Unterschiedliche Wertesysteme
Dennoch finden Tierorganisationen, dass die Keulung völlig überflüssig sei. «Kängurus vermehren sich nicht schnell, sie können nur ein Baby pro Jahr haben», sagt Wagstaff. Aus-serdem reagieren sie schnell auf Veränderungen. Ein Weibchen kann beispielsweise seine Schwangerschaft mehrere Monate unterbrechen, etwa bei einer Dürre. Der Embryo hört in dieser Zeit auf, sich zu entwickeln. 

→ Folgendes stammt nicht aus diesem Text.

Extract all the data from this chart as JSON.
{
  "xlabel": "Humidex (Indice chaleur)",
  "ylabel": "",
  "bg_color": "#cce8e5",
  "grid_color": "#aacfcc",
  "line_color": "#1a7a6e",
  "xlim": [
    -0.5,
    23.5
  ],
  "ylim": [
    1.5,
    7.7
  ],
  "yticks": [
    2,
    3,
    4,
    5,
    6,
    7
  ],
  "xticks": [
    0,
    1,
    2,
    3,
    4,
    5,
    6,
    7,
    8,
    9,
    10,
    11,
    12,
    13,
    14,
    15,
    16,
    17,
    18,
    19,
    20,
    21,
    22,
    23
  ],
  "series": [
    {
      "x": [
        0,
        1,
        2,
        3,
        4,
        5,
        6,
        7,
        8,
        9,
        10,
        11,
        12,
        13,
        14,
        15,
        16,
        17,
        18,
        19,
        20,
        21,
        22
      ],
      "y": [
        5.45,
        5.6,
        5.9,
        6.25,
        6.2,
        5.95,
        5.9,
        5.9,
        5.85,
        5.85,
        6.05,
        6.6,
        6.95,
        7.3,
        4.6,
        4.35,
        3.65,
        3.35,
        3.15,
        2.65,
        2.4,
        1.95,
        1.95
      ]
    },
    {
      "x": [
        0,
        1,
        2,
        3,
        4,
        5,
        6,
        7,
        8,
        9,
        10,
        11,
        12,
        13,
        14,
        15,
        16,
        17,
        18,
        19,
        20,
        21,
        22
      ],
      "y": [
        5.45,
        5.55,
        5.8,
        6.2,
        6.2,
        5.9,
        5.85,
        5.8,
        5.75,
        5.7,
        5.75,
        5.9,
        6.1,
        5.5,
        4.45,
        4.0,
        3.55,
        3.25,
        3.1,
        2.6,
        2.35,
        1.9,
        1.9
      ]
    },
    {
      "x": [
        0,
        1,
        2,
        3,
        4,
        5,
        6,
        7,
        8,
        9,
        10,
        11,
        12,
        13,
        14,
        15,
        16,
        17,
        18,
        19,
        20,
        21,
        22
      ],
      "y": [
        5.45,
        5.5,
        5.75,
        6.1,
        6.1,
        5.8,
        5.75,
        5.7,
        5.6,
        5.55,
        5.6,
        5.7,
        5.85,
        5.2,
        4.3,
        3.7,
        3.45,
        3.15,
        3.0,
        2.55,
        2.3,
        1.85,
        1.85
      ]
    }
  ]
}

Für Lindenmayer liegt das Problem darin, dass immer mehr Kängurus in Stadtnähe leben. Gerade in der Hauptstadt Canberra habe es eine grosse Population an Kängurus. «Wenn ich mit dem Fahrrad zur Arbeit fahre, dann sehe ich in 40 Minuten locker über 200 Kängurus.» Dies störe viele Australier. Auf der einen Seite ärgern sich die Bauern, dass Kängurus dem Vieh das Gras wegfressen und den Boden zertrampeln. Auf der anderen Seite fürchten Autofahrer Kollisionen, da im Morgengrauen oder in der Abenddämmerung diese Tiere am aktivsten sind – die fast zwei Meter hohen und bis zu 90 Kilogramm schweren Männchen verursachen so immer wieder schwere Autounfälle. 

Tierfreundlichere Lösungen als Kängurus  zu töten, sieht Lindenmayer nicht. Die Tiere von der Stadt weg hinaus ins Outback zu deplatzieren etwa, sei keine Lösung: «Kängurus verfallen in eine Schockstarre, wenn man sie einfängt. Davon erholen sich die wenigsten, sie können sogar daran sterben.» 

Eine Möglichkeit sei es höchstens, den Bestand durch eine höhere Anzahl natürlicher Feinde in Schach zu halten. «Doch daran stören sich wiederum die Bauern, weil etwa Dingos auch gleichzeitig Schafe oder Kälber reissen.» Ausserdem würden Dingos Füchse angreifen, was wiederum einen negativen Effekt auf die Natur hätte. 

«Schlussendlich geht es darum, was für Werte man vertritt», meint Lindenmayer. «Umweltwissenschaftler sorgen sich um das Ökosystem und sind für eine Kontrolle der Känguru-Population, damit nicht andere Tiere und Pflanzen darunter leiden. Bauern ist das Wohl ihres Viehs am wichtigsten, sie stören sich nur an Kängurus, wenn ihre Kühe nicht genügend zu fressen haben. Und für Tierschützer wiederum ist jedes getötete Känguru eines zu viel.»